Ich bremse mich jetzt hier! Klar ist für uns: Der Hersteller braucht uns nix mehr verkaufen!!

gerwulf



Hallo gerwulf2000,

...ich kann das nachvollziehen!

Wir hatten uns selbst mit dem Gedanken getragen, den aktuellen (4 jährigen) Bürstner IXEO gegen ein Fzg dieses (A...dorf´er) "Premiumherstellers" zu tauschen.

Auf der Messe in DÜS waren uns dann beim genauen Hinsehen (leicht zu ändernde) funktionelle Mängel ins Auge gefallen.

Unter anderem liessen sich die FH-Sitze nicht komplett drehen, da diese (in hinterster Position) an die Polster der beiden Längsbänke stoßen.
Das ist leicht abzuändern...und sollte im Werk möglich sein (Dachten wir!! -:) )...Der Hersteller preist ja seine Manufakturqualität!!!

Diese haben wir dann bei einem Kundenaktionstag im Werk direkt angesprochen.

Reaktion: Das ist nicht möglich! Das müssen sie dann bei einem Sattler machen lassen!

Weitere Mängel an Ausstellungsfahrzeugen (!!) waren auch vorhanden...lose Umleimer, schlechte Passgenauigkeit von Möbel- und Aussenklappen, ungenaue Möbelkanten (ausgefranst), Farbungenauigkeiten(Unregelmäßigkeiten) an GFK-Teilen u. v. m.

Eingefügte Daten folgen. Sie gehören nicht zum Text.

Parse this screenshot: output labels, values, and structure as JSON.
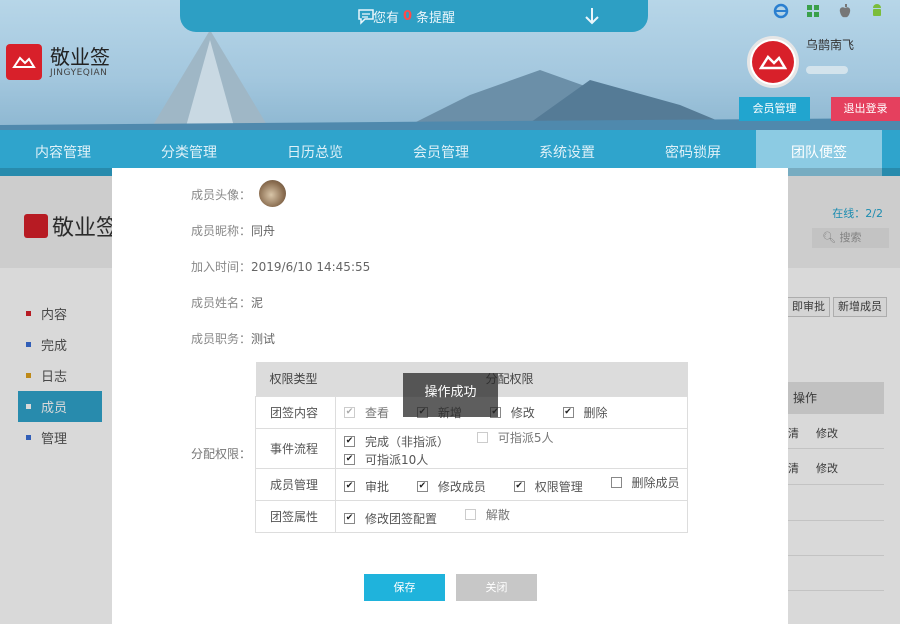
{
  "header": {
    "brand_name": "敬业签",
    "brand_sub": "JINGYEQIAN",
    "reminder_prefix": "您有",
    "reminder_count": "0",
    "reminder_suffix": "条提醒",
    "username": "乌鹊南飞",
    "member_button": "会员管理",
    "logout_button": "退出登录",
    "os_icons": [
      "ie-icon",
      "windows-icon",
      "apple-icon",
      "android-icon"
    ]
  },
  "nav": {
    "items": [
      "内容管理",
      "分类管理",
      "日历总览",
      "会员管理",
      "系统设置",
      "密码锁屏",
      "团队便签"
    ],
    "active_index": 6
  },
  "page": {
    "logo_text": "敬业签",
    "online_label": "在线：",
    "online_count": "2/2",
    "search_placeholder": "搜索",
    "sidebar": [
      {
        "label": "内容",
        "color": "#d8202a"
      },
      {
        "label": "完成",
        "color": "#3a6fd8"
      },
      {
        "label": "日志",
        "color": "#e0a21c"
      },
      {
        "label": "成员",
        "color": "#21a5cf"
      },
      {
        "label": "管理",
        "color": "#3a6fd8"
      }
    ],
    "action_buttons": [
      "即审批",
      "新增成员"
    ],
    "table_header": "操作",
    "row_actions": [
      [
        "清",
        "修改"
      ],
      [
        "清",
        "修改"
      ]
    ]
  },
  "modal": {
    "avatar_label": "成员头像：",
    "nickname_label": "成员昵称：",
    "nickname": "同舟",
    "join_label": "加入时间：",
    "join_time": "2019/6/10 14:45:55",
    "name_label": "成员姓名：",
    "name": "泥",
    "role_label": "成员职务：",
    "role": "测试",
    "perm_label": "分配权限：",
    "perm_header_type": "权限类型",
    "perm_header_assign": "分配权限",
    "perm_rows": [
      {
        "type": "团签内容",
        "options": [
          {
            "label": "查看",
            "checked": true,
            "dim": true
          },
          {
            "label": "新增",
            "checked": true,
            "dim": false
          },
          {
            "label": "修改",
            "checked": true,
            "dim": false
          },
          {
            "label": "删除",
            "checked": true,
            "dim": false
          }
        ]
      },
      {
        "type": "事件流程",
        "options": [
          {
            "label": "完成（非指派）",
            "checked": true,
            "dim": false
          },
          {
            "label": "可指派5人",
            "checked": false,
            "dim": true
          },
          {
            "label": "可指派10人",
            "checked": true,
            "dim": false
          }
        ]
      },
      {
        "type": "成员管理",
        "options": [
          {
            "label": "审批",
            "checked": true,
            "dim": false
          },
          {
            "label": "修改成员",
            "checked": true,
            "dim": false
          },
          {
            "label": "权限管理",
            "checked": true,
            "dim": false
          },
          {
            "label": "删除成员",
            "checked": false,
            "dim": false
          }
        ]
      },
      {
        "type": "团签属性",
        "options": [
          {
            "label": "修改团签配置",
            "checked": true,
            "dim": false
          },
          {
            "label": "解散",
            "checked": false,
            "dim": true
          }
        ]
      }
    ],
    "toast": "操作成功",
    "save_button": "保存",
    "close_button": "关闭"
  }
}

...Das sollte an einem Ausstellungsfahrzeug dem Kunden nicht präsentiert werden!

Wir hatten dann einen Tag später ein weiteres Schlüsselerlebnis...

Beim Erwerb von Pflegeprodukten in einer kleinen Firma kamen wir mit dem Besitzer der Selbigen - der gerade vor einem halben Jahr einen Neuen gekauft -hatte - ins Gespräch!

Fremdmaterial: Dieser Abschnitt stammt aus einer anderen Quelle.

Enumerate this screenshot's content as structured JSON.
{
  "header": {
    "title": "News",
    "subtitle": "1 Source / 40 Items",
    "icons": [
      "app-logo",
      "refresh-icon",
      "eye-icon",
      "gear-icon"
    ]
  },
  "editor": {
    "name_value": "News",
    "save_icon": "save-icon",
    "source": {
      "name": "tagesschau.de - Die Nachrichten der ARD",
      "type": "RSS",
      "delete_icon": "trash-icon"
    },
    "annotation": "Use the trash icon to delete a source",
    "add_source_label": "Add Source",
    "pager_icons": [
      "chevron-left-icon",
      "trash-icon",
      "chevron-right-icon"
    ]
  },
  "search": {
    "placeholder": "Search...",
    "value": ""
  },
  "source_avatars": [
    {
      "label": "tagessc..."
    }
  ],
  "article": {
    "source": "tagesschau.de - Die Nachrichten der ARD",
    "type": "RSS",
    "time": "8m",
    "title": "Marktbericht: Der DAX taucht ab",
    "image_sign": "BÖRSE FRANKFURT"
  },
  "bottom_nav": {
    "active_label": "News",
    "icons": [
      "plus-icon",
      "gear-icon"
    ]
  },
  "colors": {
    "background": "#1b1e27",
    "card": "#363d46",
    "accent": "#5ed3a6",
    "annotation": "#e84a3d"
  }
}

...Luftleitblech unter dem Motor (VI) hängt daneben; GFK-Bugmaske bildet Risse; Motorhaube ist unheimlich ungleichmäßig lackiert - die GFK-Struktur kommt durch; Die Fahrertür hakelt und hat höchst ungleichmäßige Spaltmasse; Außenklappe schlabbern in ihrem Rahmen rum; etc. ... war wohl auch eine DIN A4-Seite.

Auch hier scheint der Hersteller nicht wirklich auf Mängellisten reagieren zu wollen, ja verweist sogar auf einen Handelspartner - der weiter entfernt ist, als das Werk selbst!

Und nun das Beste: der Besitzer des Mobils ist Zulieferer dieses Herstellers!

Das nenn ich KD-Service und Qualität.

Ergo: Unser Bürstner bleibt erstmal...da bekomm ich Teile direkt vom Werk; der KD-Service und direkte Draht ist dort wirklich gut..."Da werden sie geholfen"!
...selbst AluFelgen werden nach 4 Jahren noch komplett und kostenlos gegen neue getauscht (Alufrass)!!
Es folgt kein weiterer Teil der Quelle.